The right time to reassess investment decisions is when you are approaching or about to experience a large change in your standard of life, such as retirement. In general, your investment strategy should start with reasonable risk tolerance, and shift towards being more conservative at each subsequent life transition until you reach retirement.
Graduation from university
If you have not previously saved money, this will be the first time you will be making serious investment decisions. It is wise to budget at least 10 percent of your income towards your savings, with half of those savings going towards money you can access quickly in an emergency. Ideally, your goal should be to have six month’s income in accessible savings as your emergency fund.
This priority should remain constant even if you have student loans to repay. In this case, cut back your expenses as much as possible until your student loan is repaid. Your largest expense is probably housing. Consider living with your parents or having a roommate until you have a solid job offer and your student loan is repaid.
First career job
Reassess your investment decisions shortly after you have passed any trial period and have been accepted into the company as a career employee. You should not count on job security before this point.
Your first career job may come with a moderate or large pay increase over the jobs you held through high school and university. Your standard of life will probably increase soon afterwards, but beware of the temptation to spend as much or more than you make. Try to increase the percent of earnings you place into your savings.
This is the point in your life when your risk tolerance should be highest. After your next life transition, every investment reassessment should shift your priorities into a more conservative mix of investments.
Unemployment or disability
Both unemployment and disability can completely disrupt your previous savings plans. As soon as you can, you should make a detailed assessment of your current financial status.
Examine how much you could earn from your current savings alone if you converted them immediately to a retirement footing. If you are able to budget to stay within those earnings alone, any other benefits you receive will improve your standard of living over the long term.
House and children
Committing to your first owned home is a very special time in your life, but it can also be the source of financial distress. With wise planning, the mortgage payment will be comparable to your previous rental payment. It should not exceed more than 1/3 of your total income, which still leaves you enough space to set aside 10 percent of your income for savings.
The birth of your first child will also change your savings priorities.
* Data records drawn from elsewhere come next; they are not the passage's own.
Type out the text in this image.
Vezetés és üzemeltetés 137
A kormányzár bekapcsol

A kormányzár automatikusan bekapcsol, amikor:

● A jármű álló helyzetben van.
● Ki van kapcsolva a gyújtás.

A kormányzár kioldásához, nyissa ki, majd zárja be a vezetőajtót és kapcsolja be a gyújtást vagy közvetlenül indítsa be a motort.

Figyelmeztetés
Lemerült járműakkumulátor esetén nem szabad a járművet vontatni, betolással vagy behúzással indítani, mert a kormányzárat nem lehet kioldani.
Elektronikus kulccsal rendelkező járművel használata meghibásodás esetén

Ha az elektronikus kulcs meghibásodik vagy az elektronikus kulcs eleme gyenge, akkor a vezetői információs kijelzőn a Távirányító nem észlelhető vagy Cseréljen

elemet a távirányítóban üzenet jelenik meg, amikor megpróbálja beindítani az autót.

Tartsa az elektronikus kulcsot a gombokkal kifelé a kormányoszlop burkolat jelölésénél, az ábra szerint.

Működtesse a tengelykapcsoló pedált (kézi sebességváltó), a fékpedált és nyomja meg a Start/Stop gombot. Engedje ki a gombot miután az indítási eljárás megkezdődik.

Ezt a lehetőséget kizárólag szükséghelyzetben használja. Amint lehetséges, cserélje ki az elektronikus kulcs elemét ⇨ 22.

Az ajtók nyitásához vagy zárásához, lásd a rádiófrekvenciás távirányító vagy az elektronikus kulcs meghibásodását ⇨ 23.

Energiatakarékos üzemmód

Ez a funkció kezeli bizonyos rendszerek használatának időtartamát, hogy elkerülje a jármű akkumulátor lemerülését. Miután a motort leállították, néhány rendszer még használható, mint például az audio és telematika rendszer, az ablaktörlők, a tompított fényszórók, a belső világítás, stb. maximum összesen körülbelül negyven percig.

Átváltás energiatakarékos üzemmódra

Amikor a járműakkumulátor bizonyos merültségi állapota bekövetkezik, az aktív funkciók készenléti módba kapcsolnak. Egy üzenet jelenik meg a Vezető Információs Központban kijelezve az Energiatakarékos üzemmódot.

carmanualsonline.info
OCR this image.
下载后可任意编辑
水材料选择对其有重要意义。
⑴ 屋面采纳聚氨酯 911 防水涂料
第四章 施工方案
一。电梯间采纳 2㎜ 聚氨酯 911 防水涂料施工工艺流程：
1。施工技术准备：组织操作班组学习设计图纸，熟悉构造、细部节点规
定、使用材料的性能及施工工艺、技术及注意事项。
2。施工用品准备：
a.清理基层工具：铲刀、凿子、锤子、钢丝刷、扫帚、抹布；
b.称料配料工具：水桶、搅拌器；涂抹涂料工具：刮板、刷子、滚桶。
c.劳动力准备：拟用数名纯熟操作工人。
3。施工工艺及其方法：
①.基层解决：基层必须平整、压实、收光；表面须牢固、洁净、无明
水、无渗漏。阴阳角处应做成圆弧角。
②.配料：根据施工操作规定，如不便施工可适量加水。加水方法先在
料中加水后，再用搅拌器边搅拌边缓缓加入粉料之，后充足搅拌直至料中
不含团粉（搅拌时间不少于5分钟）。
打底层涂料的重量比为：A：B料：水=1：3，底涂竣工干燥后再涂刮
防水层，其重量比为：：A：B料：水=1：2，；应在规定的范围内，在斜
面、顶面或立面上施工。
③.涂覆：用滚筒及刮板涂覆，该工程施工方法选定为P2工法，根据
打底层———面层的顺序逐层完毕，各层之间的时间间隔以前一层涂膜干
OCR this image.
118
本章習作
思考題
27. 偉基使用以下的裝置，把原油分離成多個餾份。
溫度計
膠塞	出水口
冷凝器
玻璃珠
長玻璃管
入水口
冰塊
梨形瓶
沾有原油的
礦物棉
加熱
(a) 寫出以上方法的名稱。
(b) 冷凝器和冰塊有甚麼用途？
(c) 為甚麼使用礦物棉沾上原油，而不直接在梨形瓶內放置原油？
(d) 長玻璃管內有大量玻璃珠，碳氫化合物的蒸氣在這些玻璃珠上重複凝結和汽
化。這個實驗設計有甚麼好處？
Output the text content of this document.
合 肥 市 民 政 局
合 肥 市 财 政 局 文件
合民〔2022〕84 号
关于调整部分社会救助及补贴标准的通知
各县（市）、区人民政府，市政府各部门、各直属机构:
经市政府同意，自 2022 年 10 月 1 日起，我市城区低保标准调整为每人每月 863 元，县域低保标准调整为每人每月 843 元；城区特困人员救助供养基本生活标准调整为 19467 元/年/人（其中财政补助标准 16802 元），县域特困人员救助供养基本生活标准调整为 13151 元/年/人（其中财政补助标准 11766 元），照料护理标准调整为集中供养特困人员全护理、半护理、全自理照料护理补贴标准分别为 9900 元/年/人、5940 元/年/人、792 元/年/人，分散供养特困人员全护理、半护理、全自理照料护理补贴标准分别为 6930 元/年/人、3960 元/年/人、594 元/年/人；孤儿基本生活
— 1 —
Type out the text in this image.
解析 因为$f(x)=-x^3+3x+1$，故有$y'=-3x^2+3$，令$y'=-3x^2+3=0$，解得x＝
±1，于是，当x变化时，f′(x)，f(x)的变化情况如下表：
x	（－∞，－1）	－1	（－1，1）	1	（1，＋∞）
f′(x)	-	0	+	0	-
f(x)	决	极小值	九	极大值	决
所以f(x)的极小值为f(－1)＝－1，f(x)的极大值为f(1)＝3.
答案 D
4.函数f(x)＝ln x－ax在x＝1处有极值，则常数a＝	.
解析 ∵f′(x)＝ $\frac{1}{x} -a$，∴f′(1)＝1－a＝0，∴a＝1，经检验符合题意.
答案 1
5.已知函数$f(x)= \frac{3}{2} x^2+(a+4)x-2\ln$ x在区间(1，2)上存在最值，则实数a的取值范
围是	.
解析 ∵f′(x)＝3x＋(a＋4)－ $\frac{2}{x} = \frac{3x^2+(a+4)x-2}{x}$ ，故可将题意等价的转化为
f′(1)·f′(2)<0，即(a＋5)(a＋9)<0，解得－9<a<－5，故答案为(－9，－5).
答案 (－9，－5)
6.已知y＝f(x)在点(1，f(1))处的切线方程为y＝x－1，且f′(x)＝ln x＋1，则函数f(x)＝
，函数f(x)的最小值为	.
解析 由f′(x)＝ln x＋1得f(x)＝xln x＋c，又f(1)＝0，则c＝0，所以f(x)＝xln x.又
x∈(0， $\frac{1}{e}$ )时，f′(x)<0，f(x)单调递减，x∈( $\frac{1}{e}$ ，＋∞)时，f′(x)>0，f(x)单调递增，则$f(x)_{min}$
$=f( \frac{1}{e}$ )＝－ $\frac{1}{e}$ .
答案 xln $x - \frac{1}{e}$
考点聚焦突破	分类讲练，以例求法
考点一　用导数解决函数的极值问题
You will now have to consider many large upcoming expenses, such as daycare and education. It is not too early to begin saving for your child’s university tuition.
Middle age into retirement
Your 40th birthday should also be a sign that it is time to reassess your previous investment decisions to prioritize future pension income. You may also find that you are reassessing your job priorities at the same time, which will affect your investment priorities.
After your 40th birthday, plan to revisit your investment decisions every five years until you retire. In most cases, this is frequent enough to adjust investment priorities while still investing for the long term.
By the time you reach retirement age, nearly all of your investments should be in money market funds, fixed annuities, and bonds. These do not provide as high a rate of return as some of your earlier investments, but they provide a much more reliable regular income.